Innovative SCF platforms create cloud-based ecosystems of best-of-breed players. The offered services enhance incumbent SCF platforms’ capabilities, providing treasury and finance teams with a decision-support system to optimize the enterprise working capital.

Corporate treasurers expect to run their operations from their primary workbench: the ERP or the treasury management system. SAP can now strongly secure this capability. While this announcement obviously has benefits, it will also have some consequences that corporate users, bank product managers, and other SCF vendors must be aware of.

  1. For corporate users:

The SAP and Taulia proposition will remain of interest to very large corporations that act as anchor buyers and run SAP as their main ERP solution. The native integration into SAP’s ERP and Business Network solution portfolio builds the decision-making cockpit that Aite-Novarica Group predicted in the previously mentioned report.

SAP considers Taulia a market leader in the buyer-led SCF market. This will leave the supplier-led market—typically made of small-medium enterprises (SMEs)—out of the picture, apart from those SMEs that will be brought into an SCF program by their anchor-buyer clients.

  1. For bank product managers:

A bank that wants to regain control of its customers’ data will likely decide to directly control its SCF activities. This type of bank also realizes that it must rely on a fintech partner to do so, with the partner running the “tech” side of the equation and the bank tightly holding the “fin” strategy and proposition.

The expected result of this partnership is a multi-bank platform model with member banks empowered to keep control of their corporate clients’ SCF data, moving from being solely providers of funds to becoming advisors and enablers of the client’s supply chain strategy for resilience. SAP’s proposition to become the working capital management leader through more direct control over Taulia makes this more difficult, as it inevitably relegates banks to the role of funding sources.

The announcement from SAP says, “SAP will invite additional financial institutions to run their clients’ working capital management business on the platform,” but the evidence is that corporate customers’ SCF transaction data will remain confined within the SAP and Taulia platform.
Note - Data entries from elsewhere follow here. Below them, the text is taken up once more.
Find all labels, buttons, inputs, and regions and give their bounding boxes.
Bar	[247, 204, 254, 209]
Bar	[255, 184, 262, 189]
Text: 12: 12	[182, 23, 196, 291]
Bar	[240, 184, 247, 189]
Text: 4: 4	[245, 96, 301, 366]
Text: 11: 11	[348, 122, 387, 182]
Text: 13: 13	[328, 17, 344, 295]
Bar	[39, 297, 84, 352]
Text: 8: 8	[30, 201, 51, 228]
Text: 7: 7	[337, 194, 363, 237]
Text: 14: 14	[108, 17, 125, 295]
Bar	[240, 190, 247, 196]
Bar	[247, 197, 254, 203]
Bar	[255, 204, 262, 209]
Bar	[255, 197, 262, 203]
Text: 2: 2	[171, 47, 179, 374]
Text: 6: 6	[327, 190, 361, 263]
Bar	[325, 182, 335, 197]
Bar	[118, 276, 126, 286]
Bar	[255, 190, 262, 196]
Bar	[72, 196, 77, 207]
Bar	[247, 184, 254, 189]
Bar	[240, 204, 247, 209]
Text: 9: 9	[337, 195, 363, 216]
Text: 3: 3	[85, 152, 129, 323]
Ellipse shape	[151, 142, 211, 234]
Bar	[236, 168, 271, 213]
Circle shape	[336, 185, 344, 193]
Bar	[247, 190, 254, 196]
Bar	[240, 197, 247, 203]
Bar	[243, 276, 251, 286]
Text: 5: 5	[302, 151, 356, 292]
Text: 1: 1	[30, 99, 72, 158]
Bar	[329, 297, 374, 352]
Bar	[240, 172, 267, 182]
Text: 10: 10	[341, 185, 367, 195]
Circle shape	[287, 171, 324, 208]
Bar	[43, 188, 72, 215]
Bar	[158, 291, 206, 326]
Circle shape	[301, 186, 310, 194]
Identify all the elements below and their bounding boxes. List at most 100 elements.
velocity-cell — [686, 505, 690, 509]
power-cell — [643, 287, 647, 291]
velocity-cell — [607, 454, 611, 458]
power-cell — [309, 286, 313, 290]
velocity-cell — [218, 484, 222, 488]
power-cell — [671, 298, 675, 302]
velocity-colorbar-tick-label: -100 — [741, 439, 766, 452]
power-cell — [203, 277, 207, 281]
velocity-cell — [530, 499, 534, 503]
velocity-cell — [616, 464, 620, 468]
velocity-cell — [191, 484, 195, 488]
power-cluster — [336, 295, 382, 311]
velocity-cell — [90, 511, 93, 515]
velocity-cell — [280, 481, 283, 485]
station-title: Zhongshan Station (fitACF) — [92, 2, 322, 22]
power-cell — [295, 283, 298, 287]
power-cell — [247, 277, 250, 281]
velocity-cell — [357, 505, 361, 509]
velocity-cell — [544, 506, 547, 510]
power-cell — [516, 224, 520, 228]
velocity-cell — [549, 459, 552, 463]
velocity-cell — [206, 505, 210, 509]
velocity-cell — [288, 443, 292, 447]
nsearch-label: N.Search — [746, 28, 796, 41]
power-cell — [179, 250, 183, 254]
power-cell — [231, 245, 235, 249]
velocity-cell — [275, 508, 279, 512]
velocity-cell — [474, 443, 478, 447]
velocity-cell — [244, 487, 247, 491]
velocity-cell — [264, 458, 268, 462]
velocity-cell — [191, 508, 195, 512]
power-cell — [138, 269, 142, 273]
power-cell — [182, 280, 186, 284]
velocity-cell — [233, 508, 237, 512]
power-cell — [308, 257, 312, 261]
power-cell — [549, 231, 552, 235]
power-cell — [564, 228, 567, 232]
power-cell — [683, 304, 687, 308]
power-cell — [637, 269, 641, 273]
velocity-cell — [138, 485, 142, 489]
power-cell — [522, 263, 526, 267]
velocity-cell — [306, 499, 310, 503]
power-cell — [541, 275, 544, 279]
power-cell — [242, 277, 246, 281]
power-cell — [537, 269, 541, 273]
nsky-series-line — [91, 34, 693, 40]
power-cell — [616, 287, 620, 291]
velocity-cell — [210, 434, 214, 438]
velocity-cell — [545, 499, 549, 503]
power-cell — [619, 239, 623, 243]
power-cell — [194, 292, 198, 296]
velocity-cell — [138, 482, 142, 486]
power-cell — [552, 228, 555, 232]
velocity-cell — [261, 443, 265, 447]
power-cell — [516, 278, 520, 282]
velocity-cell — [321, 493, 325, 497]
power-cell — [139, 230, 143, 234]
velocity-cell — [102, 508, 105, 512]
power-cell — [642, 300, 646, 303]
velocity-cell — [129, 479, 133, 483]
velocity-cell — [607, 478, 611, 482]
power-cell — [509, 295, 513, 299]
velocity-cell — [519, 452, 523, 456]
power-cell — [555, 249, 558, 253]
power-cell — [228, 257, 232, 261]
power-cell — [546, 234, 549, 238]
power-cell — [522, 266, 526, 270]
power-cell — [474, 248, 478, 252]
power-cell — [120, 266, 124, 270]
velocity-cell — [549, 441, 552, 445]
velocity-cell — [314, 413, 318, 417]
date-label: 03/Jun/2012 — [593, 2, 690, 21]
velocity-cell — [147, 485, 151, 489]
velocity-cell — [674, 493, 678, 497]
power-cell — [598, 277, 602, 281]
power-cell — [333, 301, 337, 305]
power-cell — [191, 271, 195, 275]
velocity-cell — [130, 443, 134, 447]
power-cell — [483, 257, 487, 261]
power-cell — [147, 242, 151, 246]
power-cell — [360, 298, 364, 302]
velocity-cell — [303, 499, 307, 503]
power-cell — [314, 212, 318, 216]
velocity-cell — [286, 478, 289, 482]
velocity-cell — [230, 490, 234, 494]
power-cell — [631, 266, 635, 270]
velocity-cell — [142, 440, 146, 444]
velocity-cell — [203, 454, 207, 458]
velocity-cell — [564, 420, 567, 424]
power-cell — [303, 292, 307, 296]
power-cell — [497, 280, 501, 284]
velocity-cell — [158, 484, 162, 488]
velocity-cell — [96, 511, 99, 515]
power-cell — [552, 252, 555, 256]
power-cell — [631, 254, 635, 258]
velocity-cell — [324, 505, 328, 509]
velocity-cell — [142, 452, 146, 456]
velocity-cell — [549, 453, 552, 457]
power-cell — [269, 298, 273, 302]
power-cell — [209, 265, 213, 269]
The acquisition also supports suspicions that Taulia’s model of an independent-buyer-centric SCF platform tailored for large corporations cannot scale sufficiently without the direct (and financially interested) support of corporate-centric partners (SAP, in this case).

  1. For SCF vendors:

This will cede ground to SCF vendors that deploy cloud-based platforms to build a marketplace-like ecosystem of buyers, suppliers, logistics service providers, fintech developers, and—of course—financial service providers (e.g., banks, insurance companies, credit risk management providers).

The tech solution will be a service in the hands of financial institutions that can keep visibility of their clients’ SCF operations (with the given permissions) even when that client is running an SCF scheme with some other financial institution in the marketplace.

The entire SCF ecosystem will be impacted by this deal, but steps can be taken to ensure a positive impact. Corporate users should select SCF partners that allow them to run all operations on their enterprise system (e.g., ERP or TMS).

Banks should set up tight partnerships with fintech vendors that follow the strategy of building a platform friendly to their banking partners. And fintech vendors should develop solutions that generate real business opportunities for banks while ensuring that SCF solutions reduce both operational costs and credit risks for bank adopters.